Diese Voraussetzungen liegen hier nicht vor. Die insoweit darlegungspflichtige Klägerin hat lediglich vorgetragen, dass die hier geltend gemachten Ansprüche „die inneren Rechtsbeziehungen der Gesellschaft und ihrer Gesellschafter“ beträfen. Dies wäre – wie oben ausgeführt – allenfalls dann zutreffend, wenn die Klägerin ihre Treuhandkommanditistin in Anspruch nähme. Auch durch eine innergesellschaftliche Gleichstellung der Treugeber mit Gesellschaftern ergibt sich nichts anderes: Letztenendes bleibt es dabei, dass die Klägerin einen fremden Anspruch geltend macht. Weshalb in einem solchen Fall eine planwidrige Regelungslücke und ein dem originären Anwendungsfall des § 22 ZPO vergleichbarer Sachverhalt vorliegen soll, erschließt sich nicht. Letztlich wird in materieller Hinsicht die Zahlungspflicht des Beklagten zuvorderst anhand der Regelungen des Treuhandvertrags zu prüfen sein. Weshalb diesbezüglich eine Konzentration der Zuständigkeiten am Sitz der Klägerin erforderlich sein sollte, ist nicht ersichtlich. Auch die Zedentin hätte ihre Forderung am allgemeinen Gerichtsstand geltend machen müssen, es gibt keinen Grund, dass sich hieran allein durch die Abtretung an die Klägerin etwas ändern sollte.

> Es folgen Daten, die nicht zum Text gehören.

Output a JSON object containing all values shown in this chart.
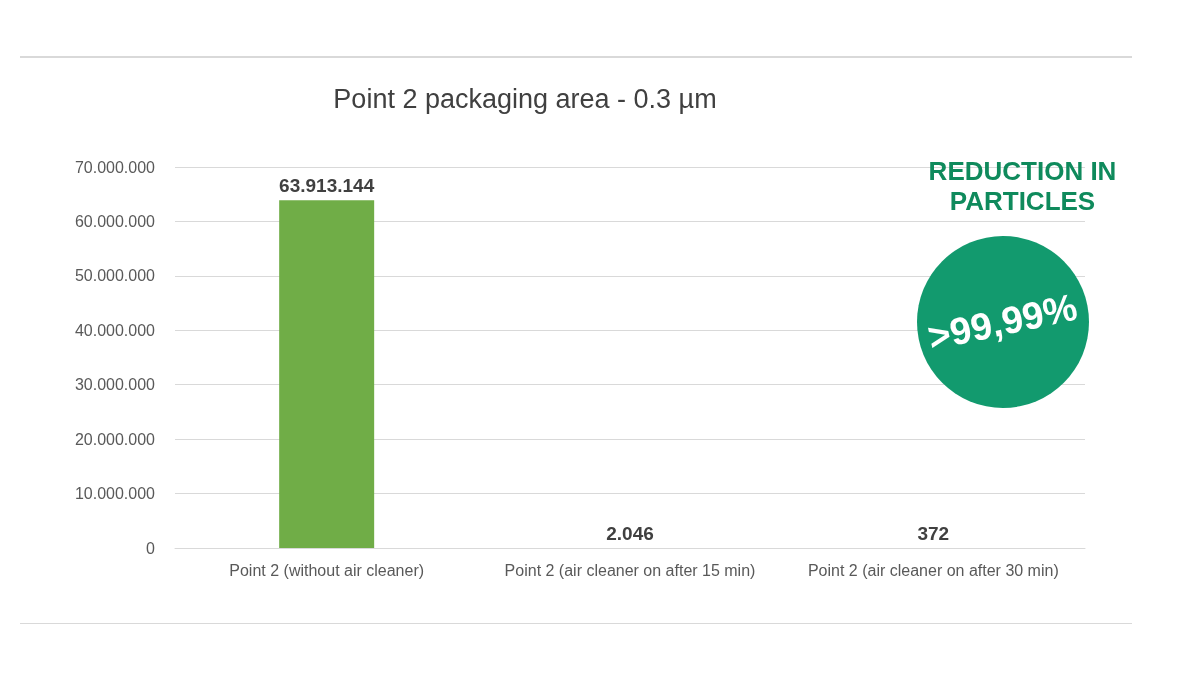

3. Letztlich kommt auch eine Zuständigkeitsbegründung gem. § 29 Abs. 1 ZPO nicht in Betracht, ein (gemeinsamer) Erfüllungsort für die Zahlungsverpflichtung aus dem Treuhandvertrag am Sitz der Treuhänderin oder gar der Klägerin ist nicht begründet.
II.
Die Kostenentscheidung ergibt sich aus § 91 ZPO, die Entscheidung über die vorläufige Vollstreckbarkeit aus §§ 708, 711 ZPO.
Die Entscheidung über den Streitwert beruht auf §§ 3 ZPO, 63 Abs. 2 S. 1 GKG.